Engraved Marker

The cemetery is forgotten no more. A granite stone, engraved with the names of the six victims, has been placed at the site. The Jaffrey Boy Scout Troop has agreed to keep the plot clear of brush and to decorate the marker with flags and flowers each Memorial Day.

Deschenes and Bryant, who are next-door neighbors on Charlonne St., collected money to engrave the granite slab that St. Patrick Parish had donated. The farm where the cemetery is located is owned jointly by the Horace Deschenes heirs: Paul, Leo, Roland, Albert ("Pete"), and P. Edward who is a Jaffrey selectman.

Also engraved on the marker are the names of Jaffrey historians Albert Annett and Alice Lehtinen, who kept the memory of the burial ground alive by writing about it in their History of Jaffrey, Vol. 1.

Ray Parker, chairman of the Winchendon board of selectmen was master of ceremonies at Monday's dedication.

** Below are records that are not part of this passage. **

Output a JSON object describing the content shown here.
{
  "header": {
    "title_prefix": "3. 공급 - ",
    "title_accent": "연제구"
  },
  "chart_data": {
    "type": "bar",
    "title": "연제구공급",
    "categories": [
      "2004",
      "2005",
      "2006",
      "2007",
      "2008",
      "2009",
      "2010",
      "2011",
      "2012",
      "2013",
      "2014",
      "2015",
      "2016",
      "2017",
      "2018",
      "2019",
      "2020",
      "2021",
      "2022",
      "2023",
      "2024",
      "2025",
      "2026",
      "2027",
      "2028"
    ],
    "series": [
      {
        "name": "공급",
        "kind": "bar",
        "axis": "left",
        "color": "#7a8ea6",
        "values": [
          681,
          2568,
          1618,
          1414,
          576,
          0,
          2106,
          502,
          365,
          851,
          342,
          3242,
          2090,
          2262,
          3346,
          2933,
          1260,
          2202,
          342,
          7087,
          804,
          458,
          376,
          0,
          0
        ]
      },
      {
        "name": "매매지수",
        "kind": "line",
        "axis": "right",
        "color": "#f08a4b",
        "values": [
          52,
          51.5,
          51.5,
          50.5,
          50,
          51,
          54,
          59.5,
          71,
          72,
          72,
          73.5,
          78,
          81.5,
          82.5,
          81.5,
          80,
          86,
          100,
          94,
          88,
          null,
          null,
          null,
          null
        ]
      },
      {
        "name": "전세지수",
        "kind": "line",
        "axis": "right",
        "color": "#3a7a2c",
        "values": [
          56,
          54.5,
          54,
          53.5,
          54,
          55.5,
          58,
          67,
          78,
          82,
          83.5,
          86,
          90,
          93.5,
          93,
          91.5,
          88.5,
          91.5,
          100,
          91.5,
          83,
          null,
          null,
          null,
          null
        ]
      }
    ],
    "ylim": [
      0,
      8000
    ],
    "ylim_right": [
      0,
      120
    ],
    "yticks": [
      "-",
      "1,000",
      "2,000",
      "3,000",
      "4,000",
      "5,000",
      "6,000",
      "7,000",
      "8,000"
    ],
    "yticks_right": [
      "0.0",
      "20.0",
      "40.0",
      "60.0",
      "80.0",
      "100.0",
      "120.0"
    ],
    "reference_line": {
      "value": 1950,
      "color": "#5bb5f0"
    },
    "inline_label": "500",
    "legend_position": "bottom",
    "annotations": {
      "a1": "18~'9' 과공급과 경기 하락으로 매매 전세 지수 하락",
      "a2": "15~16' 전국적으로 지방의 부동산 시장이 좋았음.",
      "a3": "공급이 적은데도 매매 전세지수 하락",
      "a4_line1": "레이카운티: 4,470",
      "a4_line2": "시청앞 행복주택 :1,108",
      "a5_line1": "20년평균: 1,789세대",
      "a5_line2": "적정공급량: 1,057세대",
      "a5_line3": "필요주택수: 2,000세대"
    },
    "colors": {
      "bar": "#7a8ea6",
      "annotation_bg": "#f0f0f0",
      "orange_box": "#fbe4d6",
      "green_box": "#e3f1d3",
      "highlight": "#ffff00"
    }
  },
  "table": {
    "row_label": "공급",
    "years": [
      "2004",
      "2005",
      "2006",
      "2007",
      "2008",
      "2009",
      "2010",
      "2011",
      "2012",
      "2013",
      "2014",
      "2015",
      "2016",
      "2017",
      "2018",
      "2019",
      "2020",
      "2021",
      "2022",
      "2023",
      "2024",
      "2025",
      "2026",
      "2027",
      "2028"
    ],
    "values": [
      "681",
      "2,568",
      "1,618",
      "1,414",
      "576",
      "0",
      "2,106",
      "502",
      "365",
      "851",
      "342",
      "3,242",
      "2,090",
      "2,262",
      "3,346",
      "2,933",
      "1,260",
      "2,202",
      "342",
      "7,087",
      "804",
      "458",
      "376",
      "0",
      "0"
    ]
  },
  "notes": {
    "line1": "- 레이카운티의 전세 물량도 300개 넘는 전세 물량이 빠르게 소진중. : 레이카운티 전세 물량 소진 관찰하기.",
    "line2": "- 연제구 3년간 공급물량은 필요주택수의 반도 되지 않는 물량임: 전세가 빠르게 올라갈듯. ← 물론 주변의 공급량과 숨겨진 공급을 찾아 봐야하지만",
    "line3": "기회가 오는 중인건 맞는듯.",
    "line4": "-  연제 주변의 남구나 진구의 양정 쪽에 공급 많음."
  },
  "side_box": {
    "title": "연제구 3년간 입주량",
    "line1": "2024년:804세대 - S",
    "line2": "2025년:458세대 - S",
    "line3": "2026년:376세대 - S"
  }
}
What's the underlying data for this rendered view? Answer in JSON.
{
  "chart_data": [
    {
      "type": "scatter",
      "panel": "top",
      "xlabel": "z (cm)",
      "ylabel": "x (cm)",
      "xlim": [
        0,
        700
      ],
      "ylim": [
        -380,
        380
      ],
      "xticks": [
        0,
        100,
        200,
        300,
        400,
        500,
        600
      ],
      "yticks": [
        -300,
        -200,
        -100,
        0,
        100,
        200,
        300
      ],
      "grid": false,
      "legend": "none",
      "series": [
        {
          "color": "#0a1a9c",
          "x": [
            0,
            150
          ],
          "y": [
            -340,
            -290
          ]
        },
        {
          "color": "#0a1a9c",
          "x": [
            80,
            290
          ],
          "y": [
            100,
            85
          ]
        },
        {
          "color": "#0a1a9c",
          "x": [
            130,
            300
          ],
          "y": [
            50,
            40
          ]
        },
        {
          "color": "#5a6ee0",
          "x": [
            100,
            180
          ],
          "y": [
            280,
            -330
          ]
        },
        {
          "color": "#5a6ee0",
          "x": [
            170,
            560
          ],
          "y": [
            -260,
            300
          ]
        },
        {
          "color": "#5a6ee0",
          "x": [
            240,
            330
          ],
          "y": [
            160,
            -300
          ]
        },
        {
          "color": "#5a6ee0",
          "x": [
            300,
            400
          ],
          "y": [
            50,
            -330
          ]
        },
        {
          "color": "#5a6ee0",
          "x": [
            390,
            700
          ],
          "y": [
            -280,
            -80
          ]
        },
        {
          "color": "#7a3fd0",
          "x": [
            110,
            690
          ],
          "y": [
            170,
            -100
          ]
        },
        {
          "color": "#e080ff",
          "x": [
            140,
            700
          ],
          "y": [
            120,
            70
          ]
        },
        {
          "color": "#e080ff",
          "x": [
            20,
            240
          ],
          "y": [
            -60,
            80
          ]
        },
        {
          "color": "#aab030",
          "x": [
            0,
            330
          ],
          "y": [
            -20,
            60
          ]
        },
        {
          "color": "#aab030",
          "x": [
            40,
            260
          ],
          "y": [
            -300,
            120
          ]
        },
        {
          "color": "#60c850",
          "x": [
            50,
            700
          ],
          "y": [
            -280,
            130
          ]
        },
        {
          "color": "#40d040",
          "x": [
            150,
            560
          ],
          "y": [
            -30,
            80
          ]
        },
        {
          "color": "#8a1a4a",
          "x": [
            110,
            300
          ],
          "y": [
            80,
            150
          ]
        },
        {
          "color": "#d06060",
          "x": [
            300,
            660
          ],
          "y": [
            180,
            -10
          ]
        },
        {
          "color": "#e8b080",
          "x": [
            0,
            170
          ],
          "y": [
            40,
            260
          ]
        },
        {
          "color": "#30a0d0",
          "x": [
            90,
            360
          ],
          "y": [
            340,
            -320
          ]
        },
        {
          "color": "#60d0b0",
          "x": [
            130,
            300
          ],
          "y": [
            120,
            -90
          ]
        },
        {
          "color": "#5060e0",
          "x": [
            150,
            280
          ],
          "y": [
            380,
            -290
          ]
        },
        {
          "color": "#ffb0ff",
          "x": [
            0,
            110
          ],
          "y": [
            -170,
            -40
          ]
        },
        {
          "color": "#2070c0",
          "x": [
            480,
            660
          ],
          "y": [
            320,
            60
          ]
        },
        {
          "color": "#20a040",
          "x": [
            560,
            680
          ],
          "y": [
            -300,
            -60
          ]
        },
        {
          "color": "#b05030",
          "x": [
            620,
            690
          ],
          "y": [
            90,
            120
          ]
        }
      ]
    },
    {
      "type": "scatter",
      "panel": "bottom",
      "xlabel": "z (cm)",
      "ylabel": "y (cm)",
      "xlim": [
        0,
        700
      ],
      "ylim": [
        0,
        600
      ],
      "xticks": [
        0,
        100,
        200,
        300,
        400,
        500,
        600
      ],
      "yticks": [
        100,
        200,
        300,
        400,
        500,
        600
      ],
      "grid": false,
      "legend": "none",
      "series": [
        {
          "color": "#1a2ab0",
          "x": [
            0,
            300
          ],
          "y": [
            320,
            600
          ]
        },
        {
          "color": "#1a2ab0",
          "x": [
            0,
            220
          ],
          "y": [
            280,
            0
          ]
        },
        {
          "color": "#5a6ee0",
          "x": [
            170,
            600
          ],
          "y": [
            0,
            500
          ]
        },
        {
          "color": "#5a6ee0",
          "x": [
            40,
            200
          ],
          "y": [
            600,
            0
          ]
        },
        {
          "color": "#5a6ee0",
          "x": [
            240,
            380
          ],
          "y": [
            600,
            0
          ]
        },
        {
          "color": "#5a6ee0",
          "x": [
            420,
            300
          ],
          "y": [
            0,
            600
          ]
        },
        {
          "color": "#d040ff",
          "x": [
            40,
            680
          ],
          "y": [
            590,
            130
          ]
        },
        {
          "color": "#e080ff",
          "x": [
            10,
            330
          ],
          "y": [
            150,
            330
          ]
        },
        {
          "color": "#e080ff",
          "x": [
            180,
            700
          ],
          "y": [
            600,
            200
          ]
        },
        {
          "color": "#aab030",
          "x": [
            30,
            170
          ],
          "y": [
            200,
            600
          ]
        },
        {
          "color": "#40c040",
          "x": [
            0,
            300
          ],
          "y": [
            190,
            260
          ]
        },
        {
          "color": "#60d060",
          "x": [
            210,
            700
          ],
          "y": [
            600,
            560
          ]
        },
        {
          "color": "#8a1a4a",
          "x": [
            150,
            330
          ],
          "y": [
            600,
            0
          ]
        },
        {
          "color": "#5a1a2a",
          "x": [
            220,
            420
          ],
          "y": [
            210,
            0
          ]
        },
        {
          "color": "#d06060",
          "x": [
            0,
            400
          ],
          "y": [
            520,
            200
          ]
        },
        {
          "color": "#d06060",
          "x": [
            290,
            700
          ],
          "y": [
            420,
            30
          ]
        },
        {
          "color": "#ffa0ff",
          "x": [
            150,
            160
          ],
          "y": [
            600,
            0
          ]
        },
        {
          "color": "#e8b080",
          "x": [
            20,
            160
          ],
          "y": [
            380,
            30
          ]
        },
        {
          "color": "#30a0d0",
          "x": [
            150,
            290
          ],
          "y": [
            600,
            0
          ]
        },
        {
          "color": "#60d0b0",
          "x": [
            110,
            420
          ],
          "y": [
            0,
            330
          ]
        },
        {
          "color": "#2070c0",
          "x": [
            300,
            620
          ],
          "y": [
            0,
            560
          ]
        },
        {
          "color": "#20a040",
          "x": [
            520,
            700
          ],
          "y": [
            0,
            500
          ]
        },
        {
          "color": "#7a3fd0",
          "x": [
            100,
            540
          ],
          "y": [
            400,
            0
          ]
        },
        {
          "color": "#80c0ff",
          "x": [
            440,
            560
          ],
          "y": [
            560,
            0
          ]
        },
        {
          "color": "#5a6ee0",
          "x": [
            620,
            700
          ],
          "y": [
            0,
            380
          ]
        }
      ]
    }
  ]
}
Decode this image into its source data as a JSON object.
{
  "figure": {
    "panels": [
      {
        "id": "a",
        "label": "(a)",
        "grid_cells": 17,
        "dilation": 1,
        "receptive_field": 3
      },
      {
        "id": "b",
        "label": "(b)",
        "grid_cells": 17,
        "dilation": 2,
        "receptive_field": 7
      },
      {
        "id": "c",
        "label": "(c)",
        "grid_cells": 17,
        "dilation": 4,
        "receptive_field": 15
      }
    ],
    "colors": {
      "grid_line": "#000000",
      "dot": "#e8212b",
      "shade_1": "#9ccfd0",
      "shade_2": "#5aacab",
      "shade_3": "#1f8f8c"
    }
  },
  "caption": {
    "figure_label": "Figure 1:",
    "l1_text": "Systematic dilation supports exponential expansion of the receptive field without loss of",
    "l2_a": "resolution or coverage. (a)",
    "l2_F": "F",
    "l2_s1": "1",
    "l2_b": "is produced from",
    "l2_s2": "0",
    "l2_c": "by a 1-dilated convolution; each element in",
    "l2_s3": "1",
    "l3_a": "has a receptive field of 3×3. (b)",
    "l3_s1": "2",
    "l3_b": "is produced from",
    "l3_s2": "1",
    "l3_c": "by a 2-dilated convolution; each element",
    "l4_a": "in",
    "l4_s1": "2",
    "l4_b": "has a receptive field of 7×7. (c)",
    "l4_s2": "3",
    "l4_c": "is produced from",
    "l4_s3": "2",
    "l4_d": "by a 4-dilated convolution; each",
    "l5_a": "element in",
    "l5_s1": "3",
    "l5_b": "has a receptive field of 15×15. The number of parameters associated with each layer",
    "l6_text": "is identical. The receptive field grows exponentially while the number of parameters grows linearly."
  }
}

Also speaking was Winchendon selectman Burton Gould.

Perhaps the most prominent person buried in the plot is a Winchendon man, Abel Wilder, who fought in the Battle of Bunker Hill. He was a state senator and the town's first state representative. In a short speech, Winchendon historian Lois Greenwood gave a biographical sketch of the man.

Ironically, Capt. Wilder thought he was being prudent by traveling to Jaffrey to be inoculated against smallpox in 1792. He had been elected to a national convention to be held at Baltimore. Having learned of an epidemic of smallpox in the city, before heading south he rode his horse to Dr. Adonijah Howe's "pest house" for inoculation.

In those days medicine was primitive. People who got inoculated contracted a mild form of the disease, and generally stayed in the pest house until the symptoms passed. Afterward they were immune.

The procedure didn't always work. Wilder died in the Jaffrey pesthouse. In his memory, Winchendon selectmen recently donated $50 of town funds to help pay to get the marker engraved.

Also buried in the plot are Eliza Danforth of Amherst; Revolutionary War soldier Oliver Gould and 12-year-old Nancy Thorndike, both of Jaffrey; Enoch Thurber of Keene, and a Mr. Cambridge from Rindge, whose first name and background are unknown.

In remarks at Monday's ceremony, Selectman Deschenes said the group had gathered to perform "one of our spiritual and moral duties."

The names of the victims are listed on the stone in the order of their deaths.